In the words of the guys Appetitamente is “a space where to practice pleasure, conviviality, diversity, friendship, ethics, doubt, curiosity, longevity, happiness, beauty”. And that’s what happens tonight to the sound of my ukulele and my voice telling the journey.
SOUND FRAGMENTS
SARDINIAN SHORT STORIES
Walking through the historic centre we arrive at what was once the house of “Su Divinu“, Lucifero Porta, who lived in the eighteenth century, known throughout the area, a strange character who foresaw the future.

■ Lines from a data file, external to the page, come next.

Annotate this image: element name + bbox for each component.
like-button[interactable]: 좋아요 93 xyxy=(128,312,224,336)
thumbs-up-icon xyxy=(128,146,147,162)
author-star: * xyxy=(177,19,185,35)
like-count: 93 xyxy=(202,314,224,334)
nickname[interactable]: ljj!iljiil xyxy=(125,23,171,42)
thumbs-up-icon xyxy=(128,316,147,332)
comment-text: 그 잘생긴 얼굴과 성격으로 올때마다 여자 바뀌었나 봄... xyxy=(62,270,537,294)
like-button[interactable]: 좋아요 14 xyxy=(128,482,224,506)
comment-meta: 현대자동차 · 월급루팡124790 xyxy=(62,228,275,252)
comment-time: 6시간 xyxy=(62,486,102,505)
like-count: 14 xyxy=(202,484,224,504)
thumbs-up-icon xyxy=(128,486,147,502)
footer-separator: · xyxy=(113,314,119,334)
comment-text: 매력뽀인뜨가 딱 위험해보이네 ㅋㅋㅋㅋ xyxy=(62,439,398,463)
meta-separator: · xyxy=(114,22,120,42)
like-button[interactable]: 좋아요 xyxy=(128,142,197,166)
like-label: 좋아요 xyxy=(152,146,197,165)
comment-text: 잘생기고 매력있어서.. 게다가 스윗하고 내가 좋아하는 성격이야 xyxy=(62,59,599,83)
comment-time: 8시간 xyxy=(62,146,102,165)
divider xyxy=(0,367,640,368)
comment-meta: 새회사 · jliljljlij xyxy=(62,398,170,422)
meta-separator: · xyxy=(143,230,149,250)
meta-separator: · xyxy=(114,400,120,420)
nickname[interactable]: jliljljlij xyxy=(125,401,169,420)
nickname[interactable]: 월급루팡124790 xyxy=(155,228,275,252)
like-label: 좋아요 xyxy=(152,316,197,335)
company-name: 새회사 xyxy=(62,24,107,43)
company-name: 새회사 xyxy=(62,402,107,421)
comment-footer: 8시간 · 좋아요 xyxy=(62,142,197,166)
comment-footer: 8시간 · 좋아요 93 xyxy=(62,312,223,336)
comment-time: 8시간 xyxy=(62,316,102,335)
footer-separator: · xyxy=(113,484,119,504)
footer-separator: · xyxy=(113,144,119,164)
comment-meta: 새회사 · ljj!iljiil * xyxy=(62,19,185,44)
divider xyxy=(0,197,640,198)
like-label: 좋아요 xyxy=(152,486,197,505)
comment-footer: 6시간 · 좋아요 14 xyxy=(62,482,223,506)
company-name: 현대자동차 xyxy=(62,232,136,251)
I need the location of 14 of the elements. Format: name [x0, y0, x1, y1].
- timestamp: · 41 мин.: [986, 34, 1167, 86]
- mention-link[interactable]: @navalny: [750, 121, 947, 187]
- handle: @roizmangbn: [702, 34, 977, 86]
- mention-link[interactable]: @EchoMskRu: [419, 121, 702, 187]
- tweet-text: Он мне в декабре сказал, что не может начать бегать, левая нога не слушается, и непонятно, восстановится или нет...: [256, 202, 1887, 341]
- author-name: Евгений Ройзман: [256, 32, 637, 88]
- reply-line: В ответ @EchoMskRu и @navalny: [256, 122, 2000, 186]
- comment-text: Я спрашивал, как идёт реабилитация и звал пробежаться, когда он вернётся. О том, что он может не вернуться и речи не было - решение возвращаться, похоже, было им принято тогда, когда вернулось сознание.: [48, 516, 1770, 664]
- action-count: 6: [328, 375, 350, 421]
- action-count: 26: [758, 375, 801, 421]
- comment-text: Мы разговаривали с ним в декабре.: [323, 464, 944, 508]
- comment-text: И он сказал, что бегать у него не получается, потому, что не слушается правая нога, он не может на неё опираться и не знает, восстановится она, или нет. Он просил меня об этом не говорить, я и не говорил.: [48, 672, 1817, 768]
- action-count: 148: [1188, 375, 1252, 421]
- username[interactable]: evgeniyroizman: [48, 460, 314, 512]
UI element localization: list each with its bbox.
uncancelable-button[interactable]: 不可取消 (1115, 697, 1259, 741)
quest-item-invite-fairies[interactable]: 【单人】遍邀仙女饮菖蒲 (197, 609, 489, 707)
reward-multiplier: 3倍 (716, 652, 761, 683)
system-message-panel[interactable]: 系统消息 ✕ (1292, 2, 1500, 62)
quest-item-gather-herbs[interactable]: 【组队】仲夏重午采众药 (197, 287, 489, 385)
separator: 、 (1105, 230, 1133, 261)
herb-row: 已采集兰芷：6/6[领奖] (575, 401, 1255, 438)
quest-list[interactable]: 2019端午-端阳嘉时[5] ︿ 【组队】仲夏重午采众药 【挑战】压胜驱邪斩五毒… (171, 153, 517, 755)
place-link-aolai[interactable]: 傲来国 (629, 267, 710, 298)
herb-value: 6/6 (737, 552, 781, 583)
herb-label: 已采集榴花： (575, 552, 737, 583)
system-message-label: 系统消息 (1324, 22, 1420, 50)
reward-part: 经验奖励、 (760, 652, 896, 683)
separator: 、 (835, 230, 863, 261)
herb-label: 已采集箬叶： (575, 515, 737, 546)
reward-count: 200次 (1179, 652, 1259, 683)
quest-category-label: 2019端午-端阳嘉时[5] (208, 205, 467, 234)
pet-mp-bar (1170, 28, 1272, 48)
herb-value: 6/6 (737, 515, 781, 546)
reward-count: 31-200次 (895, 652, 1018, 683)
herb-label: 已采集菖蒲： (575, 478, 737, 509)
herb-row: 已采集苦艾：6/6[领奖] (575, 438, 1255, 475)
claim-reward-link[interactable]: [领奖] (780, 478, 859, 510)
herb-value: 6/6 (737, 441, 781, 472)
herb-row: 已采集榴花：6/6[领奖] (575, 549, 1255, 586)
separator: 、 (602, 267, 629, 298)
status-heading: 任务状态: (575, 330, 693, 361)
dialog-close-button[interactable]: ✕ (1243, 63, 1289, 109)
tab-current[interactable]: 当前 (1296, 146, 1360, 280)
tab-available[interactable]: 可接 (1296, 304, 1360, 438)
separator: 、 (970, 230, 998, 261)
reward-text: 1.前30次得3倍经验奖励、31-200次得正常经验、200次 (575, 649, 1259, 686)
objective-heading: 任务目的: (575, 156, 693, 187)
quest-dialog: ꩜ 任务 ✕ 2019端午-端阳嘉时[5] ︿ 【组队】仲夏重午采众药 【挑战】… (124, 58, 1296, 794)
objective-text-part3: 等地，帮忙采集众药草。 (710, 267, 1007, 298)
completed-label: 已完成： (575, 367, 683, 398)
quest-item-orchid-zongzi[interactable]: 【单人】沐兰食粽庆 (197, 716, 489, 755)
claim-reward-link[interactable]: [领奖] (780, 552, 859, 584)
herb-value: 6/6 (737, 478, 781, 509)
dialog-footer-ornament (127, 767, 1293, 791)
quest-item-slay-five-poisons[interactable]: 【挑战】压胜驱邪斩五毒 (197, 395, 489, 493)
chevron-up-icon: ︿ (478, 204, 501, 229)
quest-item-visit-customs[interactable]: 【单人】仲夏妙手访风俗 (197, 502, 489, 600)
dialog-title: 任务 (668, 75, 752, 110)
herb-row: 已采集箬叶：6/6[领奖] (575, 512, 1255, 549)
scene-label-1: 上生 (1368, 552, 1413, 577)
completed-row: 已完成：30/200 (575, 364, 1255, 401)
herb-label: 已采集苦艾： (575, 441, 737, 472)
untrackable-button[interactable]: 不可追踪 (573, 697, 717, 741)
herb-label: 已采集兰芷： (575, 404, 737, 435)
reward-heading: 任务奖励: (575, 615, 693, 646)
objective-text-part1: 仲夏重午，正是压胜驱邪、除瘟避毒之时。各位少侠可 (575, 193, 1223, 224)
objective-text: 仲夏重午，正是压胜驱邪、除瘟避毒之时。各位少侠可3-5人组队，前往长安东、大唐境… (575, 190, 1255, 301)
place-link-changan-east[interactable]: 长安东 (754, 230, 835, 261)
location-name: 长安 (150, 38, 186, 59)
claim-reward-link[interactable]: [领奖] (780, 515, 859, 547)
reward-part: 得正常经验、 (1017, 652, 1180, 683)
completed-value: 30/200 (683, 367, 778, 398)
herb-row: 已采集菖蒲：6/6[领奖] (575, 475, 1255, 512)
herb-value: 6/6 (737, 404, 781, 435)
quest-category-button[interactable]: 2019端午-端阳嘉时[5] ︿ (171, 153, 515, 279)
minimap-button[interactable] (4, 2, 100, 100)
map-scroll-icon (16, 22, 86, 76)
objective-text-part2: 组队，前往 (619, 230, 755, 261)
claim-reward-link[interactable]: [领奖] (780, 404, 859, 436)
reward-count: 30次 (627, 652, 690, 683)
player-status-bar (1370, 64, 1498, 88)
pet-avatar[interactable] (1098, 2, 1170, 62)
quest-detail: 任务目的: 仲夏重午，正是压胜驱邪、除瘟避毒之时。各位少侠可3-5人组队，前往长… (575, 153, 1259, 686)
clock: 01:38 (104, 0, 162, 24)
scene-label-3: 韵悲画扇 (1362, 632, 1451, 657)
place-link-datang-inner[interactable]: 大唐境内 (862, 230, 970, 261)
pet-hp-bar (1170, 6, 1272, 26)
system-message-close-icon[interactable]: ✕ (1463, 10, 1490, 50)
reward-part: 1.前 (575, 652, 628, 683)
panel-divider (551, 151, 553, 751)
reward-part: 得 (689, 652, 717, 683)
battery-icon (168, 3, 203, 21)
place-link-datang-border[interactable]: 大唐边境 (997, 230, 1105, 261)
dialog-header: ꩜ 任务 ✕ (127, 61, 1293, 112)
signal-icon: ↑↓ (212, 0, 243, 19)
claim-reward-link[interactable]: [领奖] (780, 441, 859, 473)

Between the late nineteenth and early twentieth centuries, a priest from Escovedu, Pietro Maria Cossu, conducted an investigation into the traditions, beliefs, superstitions and customs of the Marmilla populations.
Among the themes sought were the devotions and superstitions around the mass, s’ogu liau (the evil eye), is malifattus (the spell), is cosas malas (the infestations, as in the case of haunted houses), and Su Divinu de Siddi (Siddi’s soothsayer).
This is how Cossu reports: “This seer, born and lived in Siddi in the 18th century and also known outside the borders of Marmilla, was actually called Lucifero Porta. Although he possessed the gift of divination, he was a poor commoner who lived for the day. Even today he is remembered throughout the island and popular tradition has handed down to posterity an infinite number of stories and anecdotes concerning him “.
Stopping at the bar to have a coffee we meet one of those gentlemen who know many anecdotes of the village. He tells me about Ziu Lucenziu, a character from the village who in turn told stories between reality and fairy tales.
Amid the laughter, the following anecdotes come out that Ziu Lucenziu always told:
– Many years ago, when acrobats arrived in the village, there was one who played acrobatic and magic tricks. Passing by the roast fish stall, he boasted that he could do this and do that, so Ziu Lucenziu said to him: “listen you pain in the ass, if you know how to do everything why don’t you take this roasted mullet and make it come back alive?”
– One day they brought huge fuses from the Pastificio Puddu to Ziu Lucenziu to be repaired. He refused, saying that in reality those were not fuses but residual bombs from the war!
– One day Ziu Lucenziu managed to go to the Meazza stadium to watch a Milan match. He swore the stadium was so big that it took him a week to get out!
– During the war in Russia Ziu Lecenziu (but there is no total certainty that he really fought in that war) witnessed the scene of some soldiers cooking cauliflower in a cauldron. He swore that the cauldron was so big that the soldiers, from one side to the other, had to scream, unable to hear themselves. And then he says he worked in the fields, so large that with the thresher it took him a week to get to the end of the field, and one week to return.
– One day Ziu Lucenziu found a mushroom so large that he went to live under it with his family for a week, eating the snails that were all around.
Here everyone agrees that today in the village there are no characters like Ziu Lucenziu, ready to brighten up the evenings at the bar with one or more glasses of wine and a laugh.